Practising against the map
From any practice or mock session you can filter questions by specialty, presenting complaint, or MLA condition. The filter chips update live — you see exactly how many questions are in each subset, and a real progress bar against the items you still haven't attempted.
- Filter by presenting complaint (e.g. acute chest pain, breathlessness, headache)
- Filter by specialty or organ system
- Filter by MLA condition ID to drill into a specific diagnosis
- Filter by attempt status — unattempted, correct, wrong, or bookmarked
How this helps you pass
The number one cause of failed attempts at the UKMLA and PLAB is patchy coverage — candidates who have revised hard but missed a specialty. The Content Map guarantees that doesn't happen. By exam day, you'll have seen at least one question, one note, and one explanation for every condition the GMC lists.
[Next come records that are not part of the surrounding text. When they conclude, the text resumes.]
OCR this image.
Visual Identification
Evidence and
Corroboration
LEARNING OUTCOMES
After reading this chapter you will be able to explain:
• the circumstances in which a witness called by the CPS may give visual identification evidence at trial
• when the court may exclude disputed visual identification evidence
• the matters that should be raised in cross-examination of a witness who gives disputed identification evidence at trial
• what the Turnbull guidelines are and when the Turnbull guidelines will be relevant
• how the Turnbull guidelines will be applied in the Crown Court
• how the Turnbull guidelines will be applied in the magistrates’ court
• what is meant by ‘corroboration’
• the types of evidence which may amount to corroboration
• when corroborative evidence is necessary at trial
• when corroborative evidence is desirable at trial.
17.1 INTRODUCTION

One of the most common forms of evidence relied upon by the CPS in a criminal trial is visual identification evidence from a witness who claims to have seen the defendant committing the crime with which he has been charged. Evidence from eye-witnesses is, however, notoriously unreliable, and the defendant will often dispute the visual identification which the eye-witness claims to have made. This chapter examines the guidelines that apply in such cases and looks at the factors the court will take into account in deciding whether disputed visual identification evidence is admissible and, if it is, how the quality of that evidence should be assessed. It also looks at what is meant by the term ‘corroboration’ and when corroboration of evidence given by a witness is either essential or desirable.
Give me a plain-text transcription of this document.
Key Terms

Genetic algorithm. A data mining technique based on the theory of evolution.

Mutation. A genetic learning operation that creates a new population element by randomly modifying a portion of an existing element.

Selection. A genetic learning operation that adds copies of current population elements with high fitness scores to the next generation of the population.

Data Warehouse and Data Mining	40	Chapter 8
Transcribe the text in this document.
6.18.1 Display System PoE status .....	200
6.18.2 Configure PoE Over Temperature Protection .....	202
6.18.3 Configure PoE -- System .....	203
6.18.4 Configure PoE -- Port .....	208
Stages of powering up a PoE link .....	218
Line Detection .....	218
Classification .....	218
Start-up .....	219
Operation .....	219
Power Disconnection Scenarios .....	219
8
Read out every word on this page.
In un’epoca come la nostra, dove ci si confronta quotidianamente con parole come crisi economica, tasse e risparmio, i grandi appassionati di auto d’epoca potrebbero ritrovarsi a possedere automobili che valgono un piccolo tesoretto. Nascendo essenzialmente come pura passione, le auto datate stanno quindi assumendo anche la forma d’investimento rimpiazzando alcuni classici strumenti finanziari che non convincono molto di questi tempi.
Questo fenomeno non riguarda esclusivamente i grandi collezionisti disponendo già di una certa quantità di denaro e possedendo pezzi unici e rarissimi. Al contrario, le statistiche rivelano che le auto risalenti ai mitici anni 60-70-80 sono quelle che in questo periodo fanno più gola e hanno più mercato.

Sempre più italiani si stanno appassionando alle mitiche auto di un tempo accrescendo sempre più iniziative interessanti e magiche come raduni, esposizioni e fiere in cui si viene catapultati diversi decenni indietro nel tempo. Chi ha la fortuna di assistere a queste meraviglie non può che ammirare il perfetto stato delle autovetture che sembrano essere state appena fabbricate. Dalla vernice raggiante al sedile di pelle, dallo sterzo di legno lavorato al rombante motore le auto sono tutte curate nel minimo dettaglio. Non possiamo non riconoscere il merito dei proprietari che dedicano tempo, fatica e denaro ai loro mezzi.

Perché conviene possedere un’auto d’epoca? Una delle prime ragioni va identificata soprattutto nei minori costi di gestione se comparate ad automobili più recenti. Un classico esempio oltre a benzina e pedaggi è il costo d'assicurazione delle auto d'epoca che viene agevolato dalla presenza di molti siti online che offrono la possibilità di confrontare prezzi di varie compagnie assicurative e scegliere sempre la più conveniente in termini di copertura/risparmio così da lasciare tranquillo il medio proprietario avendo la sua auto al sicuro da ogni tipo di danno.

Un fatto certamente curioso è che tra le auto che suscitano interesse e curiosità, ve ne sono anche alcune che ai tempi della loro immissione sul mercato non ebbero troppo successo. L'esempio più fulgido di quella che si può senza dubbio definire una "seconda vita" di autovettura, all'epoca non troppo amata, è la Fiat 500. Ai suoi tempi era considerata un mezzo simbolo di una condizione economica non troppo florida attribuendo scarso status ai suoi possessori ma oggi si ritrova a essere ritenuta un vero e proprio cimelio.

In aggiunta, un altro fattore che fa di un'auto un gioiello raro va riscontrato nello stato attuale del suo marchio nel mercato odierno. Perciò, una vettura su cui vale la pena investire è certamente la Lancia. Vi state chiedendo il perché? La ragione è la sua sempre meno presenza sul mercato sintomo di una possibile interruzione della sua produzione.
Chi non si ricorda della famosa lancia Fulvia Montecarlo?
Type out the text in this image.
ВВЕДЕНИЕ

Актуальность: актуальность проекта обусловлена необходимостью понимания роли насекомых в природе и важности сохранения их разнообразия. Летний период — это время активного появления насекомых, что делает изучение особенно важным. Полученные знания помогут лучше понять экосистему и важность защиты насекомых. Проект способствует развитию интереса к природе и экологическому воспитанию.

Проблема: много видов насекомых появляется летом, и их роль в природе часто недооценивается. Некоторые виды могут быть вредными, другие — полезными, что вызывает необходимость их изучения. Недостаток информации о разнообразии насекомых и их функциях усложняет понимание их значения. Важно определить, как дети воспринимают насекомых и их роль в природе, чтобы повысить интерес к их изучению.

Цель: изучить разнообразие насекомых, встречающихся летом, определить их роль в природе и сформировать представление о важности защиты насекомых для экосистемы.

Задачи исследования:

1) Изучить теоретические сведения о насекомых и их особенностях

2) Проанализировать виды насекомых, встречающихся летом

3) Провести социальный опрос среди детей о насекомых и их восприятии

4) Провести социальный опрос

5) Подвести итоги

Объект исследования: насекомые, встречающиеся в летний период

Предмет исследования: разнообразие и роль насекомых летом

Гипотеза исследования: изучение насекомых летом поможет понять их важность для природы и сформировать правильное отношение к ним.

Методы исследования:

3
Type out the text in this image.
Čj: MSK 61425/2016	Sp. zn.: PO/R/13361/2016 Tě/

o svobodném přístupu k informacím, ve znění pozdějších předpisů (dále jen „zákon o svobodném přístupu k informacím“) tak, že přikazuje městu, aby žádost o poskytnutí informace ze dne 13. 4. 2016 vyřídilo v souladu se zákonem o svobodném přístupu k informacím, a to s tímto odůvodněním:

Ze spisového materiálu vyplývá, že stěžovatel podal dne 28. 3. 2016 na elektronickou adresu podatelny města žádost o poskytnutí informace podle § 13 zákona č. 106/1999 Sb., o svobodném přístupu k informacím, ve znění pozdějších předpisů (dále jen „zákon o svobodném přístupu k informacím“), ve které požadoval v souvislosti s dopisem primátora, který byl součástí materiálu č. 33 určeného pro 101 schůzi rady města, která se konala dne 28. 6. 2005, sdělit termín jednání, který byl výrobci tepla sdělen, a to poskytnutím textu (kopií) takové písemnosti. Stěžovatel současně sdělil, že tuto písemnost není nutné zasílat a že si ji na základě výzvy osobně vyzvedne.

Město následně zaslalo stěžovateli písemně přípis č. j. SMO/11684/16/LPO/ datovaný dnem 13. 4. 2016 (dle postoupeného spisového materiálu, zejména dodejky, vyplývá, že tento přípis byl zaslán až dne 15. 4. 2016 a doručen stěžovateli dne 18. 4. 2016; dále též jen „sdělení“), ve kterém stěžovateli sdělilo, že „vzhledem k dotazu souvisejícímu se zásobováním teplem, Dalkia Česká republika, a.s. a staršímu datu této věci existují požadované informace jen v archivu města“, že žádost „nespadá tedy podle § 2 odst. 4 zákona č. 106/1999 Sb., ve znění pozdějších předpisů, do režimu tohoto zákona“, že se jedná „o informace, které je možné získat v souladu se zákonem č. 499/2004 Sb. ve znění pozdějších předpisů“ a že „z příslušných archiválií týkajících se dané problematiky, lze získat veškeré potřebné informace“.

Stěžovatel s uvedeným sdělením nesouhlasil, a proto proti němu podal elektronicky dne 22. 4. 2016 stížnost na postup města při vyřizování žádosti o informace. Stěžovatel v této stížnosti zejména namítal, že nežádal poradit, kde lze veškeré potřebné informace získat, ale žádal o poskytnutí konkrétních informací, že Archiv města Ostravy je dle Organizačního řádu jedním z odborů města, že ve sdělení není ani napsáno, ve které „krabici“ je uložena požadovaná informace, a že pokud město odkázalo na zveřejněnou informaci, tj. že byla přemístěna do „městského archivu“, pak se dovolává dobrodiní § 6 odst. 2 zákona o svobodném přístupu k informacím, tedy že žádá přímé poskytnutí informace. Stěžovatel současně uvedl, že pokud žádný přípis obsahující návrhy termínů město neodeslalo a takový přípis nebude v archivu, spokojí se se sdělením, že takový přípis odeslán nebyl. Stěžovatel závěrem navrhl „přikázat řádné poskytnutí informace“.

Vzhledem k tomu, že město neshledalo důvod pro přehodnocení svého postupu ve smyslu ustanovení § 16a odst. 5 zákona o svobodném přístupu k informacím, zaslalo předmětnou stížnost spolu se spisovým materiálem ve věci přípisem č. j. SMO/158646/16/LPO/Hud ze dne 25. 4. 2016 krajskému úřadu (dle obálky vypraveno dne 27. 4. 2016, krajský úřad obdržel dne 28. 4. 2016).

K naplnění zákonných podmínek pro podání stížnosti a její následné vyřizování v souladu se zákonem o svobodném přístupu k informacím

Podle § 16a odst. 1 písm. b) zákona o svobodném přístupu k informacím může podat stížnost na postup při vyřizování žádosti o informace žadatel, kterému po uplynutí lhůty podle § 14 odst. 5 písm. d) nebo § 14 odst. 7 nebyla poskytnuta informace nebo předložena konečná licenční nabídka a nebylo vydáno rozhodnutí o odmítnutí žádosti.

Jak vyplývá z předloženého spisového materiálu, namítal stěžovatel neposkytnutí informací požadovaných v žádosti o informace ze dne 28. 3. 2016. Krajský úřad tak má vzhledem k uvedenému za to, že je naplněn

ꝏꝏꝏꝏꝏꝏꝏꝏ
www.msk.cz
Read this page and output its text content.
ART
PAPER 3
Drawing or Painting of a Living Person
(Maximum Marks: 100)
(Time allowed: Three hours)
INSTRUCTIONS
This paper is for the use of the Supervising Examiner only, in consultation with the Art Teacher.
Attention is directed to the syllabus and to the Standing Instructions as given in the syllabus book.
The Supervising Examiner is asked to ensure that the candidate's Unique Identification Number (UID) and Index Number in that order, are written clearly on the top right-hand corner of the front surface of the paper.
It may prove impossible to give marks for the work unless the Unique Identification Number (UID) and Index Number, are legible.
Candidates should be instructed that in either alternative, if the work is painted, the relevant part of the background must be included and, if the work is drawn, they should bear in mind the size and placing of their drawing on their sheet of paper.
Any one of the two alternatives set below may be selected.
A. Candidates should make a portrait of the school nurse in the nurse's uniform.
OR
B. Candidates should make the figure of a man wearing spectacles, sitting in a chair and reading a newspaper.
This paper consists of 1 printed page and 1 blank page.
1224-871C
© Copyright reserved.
- ✓No blind spots by exam day
- ✓Prioritise specialties you haven't touched in weeks
- ✓Finish your revision with quantitative proof of coverage
Frequently asked questions
Is the 2026 MLA Content Map the same as the syllabus?+
The Content Map is the published blueprint; the syllabus is the full scope of UK undergraduate medical education. The Content Map is narrower and more specific. All UKMLA and PLAB 1 items are drawn from the Content Map, which is why we prioritise it.
How often is the map updated?+
The GMC publishes an updated Content Map roughly annually, though small changes can happen between major versions. Our editorial team re-verifies the bank against the latest map each quarter.
If I complete 100% coverage, am I guaranteed to pass?+
No platform can guarantee a pass. Coverage is a necessary condition, not a sufficient one — you also need accuracy, mock practice, and exam stamina. What 100% coverage means is that nothing on your exam will be a topic you haven't seen.
Does the Content Map apply to PLAB 2 too?+
PLAB 2 is a clinical OSCE, not a written paper. Its blueprint is skills-based rather than knowledge-based, though the same conditions of clinical importance apply. This feature is focused on written-exam preparation (UKMLA AKT and PLAB 1).